Abstract
The microfiber synthetic leather base pretreated by sulfuric acid was modified by collagen in which the organic phosphine FP was used as a cross-linking agent, for the purpose of increasing the active groups and improving its properties. Compared with the pretreated base, it was found that the amino content in the modified base was two times and the carboxyl content was three times. The water vapor permeability of the modified base increased by 65% and the moisture absorption increased by 181%. It was further found that the tensile strength of the modified base was 19.06 N/mm2, the elongation at break was 54% and the tear strength was 112.34 N/mm. The test results of Fourier transform infrared spectroscopy, scanning electron microscopy, atomic force microscopy, thermogravimetric analysis and water contact angle showed that the collagen molecules had evenly cross-linked with fiber. The modified base microfiber dispersion was greatly increased, the hydrophility was enhanced and the relative average roughness was decreased. Moreover, modification by collagen also affected the thermal properties of the base.
Keywords
Microfiber synthetic leather is a high-grade synthetic leather and its appearance and performance are fairly similar to that of natural leather, even presenting much better physical and mechanical properties. Made up of polyamide microfiber and polyurethane, it is an ideal substitute for natural leather. As the main component of synthetic leather, the properties of the microfiber synthetic leather base are the key factors to the properties of the finished synthetic leather.1–3 Except for carboxyl and amino groups at the end of the molecular chain, there are fewer active groups in the polyamide microfiber than in natural leather, which has many side chain groups that are active. There are a large number of C-C bonds and amide bonds in the molecular chain, but no side chains exist. Consequently, the water vapor is hard to transfer and absorb between the fiber and outside the base.

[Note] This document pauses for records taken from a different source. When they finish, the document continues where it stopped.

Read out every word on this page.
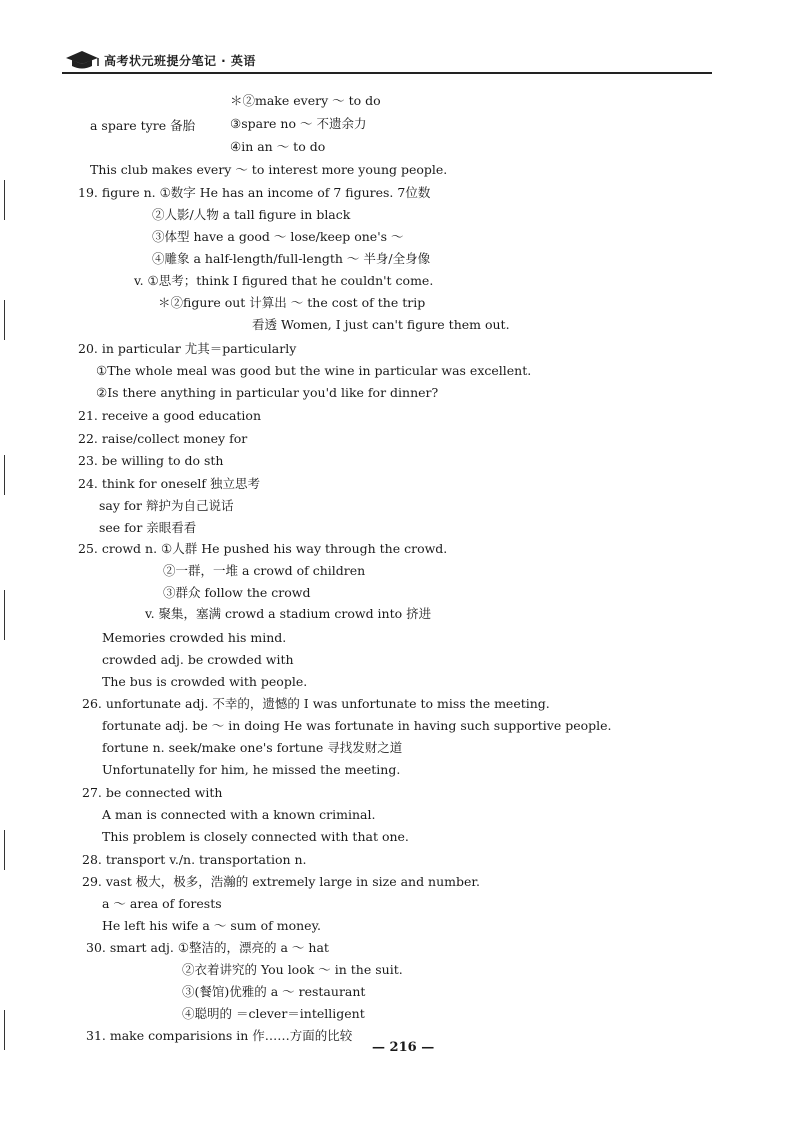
高考状元班提分笔记 · 英语
＊②make every ～ to do
a spare tyre 备胎	③spare no ～ 不遗余力
④in an ～ to do
This club makes every ～ to interest more young people.
19. figure n. ①数字 He has an income of 7 figures. 7位数
②人影/人物 a tall figure in black
③体型 have a good ～ lose/keep one's ～
④雕象 a half-length/full-length ～ 半身/全身像
v. ①思考；think I figured that he couldn't come.
＊②figure out 计算出 ～ the cost of the trip
看透 Women, I just can't figure them out.
20. in particular 尤其＝particularly
①The whole meal was good but the wine in particular was excellent.
②Is there anything in particular you'd like for dinner?
21. receive a good education
22. raise/collect money for
23. be willing to do sth
24. think for oneself 独立思考
say for 辩护为自己说话
see for 亲眼看看
25. crowd n. ①人群 He pushed his way through the crowd.
②一群，一堆 a crowd of children
③群众 follow the crowd
v. 聚集，塞满 crowd a stadium crowd into 挤进
Memories crowded his mind.
crowded adj. be crowded with
The bus is crowded with people.
26. unfortunate adj. 不幸的，遗憾的 I was unfortunate to miss the meeting.
fortunate adj. be ～ in doing He was fortunate in having such supportive people.
fortune n. seek/make one's fortune 寻找发财之道
Unfortunatelly for him, he missed the meeting.
27. be connected with
A man is connected with a known criminal.
This problem is closely connected with that one.
28. transport v./n. transportation n.
29. vast 极大，极多，浩瀚的 extremely large in size and number.
a ～ area of forests
He left his wife a ～ sum of money.
30. smart adj. ①整洁的，漂亮的 a ～ hat
②衣着讲究的 You look ～ in the suit.
③(餐馆)优雅的 a ～ restaurant
④聪明的 ＝clever＝intelligent
31. make comparisions in 作……方面的比较
— 216 —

So microfiber synthetic leather has poor moisture absorption, water vapor permeability and wearing comfort.4–8 Therefore, it is necessary to find ways to improve the properties of microfiber synthetic leather.9–11
As a typical amphoteric polyelectrolyte, collagen contains many amino acids and active groups, and has outstanding hydrophilicity and biocompatible properties. 12 Being a country with many leather industries, China has to face the production of a large amount of leather waste every year. The proper application of collagen extracted from the leather waste can help to save resources and reduce solid waste pollution to a certain extent. 13
In this research, collagen and a highly active cross-linking agent, tetrakis (hydroxymethyl) phosphonium chloride (organic phosphine FP), was used to modify the surface of a sulfuric acid pretreated synthetic leather base. The results of this modification were that the active groups on the surface of the base increased and the properties were fundamentally improved.
Experimental details
Materials and instruments
The materials and instruments used in this experiment are the following: gelatin (Hebei Cangzhou Gelatin Co., Ltd), alkaline protease (AR, Nanning Pangbo Biological Engineering Co., Ltd), polyamide microfiber synthetic leather base (Yantai Wanhua Synthetic Leather Co., Ltd), 98% sulfuric acid (Beijing Chemical Factory), organic phosphine FP (Beijing Fanbo Science and Technology Co., Ltd) and formaldehyde scavenger (Shenzhen Greg Weikang Environmental Protection Technology Co., Ltd).
Preparation of collagen
The 30% gelatin solution was placed in a water bath pot equipped to stir until the gelatin completely swelled. The temperature of the water bath was adjusted to 55℃, while the pH of the gelatin solution was 9.0. About 0.8% (based on the dry weight of gelatin) alkaline protease was added, and was stirred for 5 h under this reaction condition. In order to inactivate the enzyme, the reaction was kept for 10 min after the temperature was increased to 90℃. The collagen obtained was an orange liquid. The formaldehyde method 14 was used to measure the prepared gelatin hydrolysate, and the amine content was about 1.2 mmol/g.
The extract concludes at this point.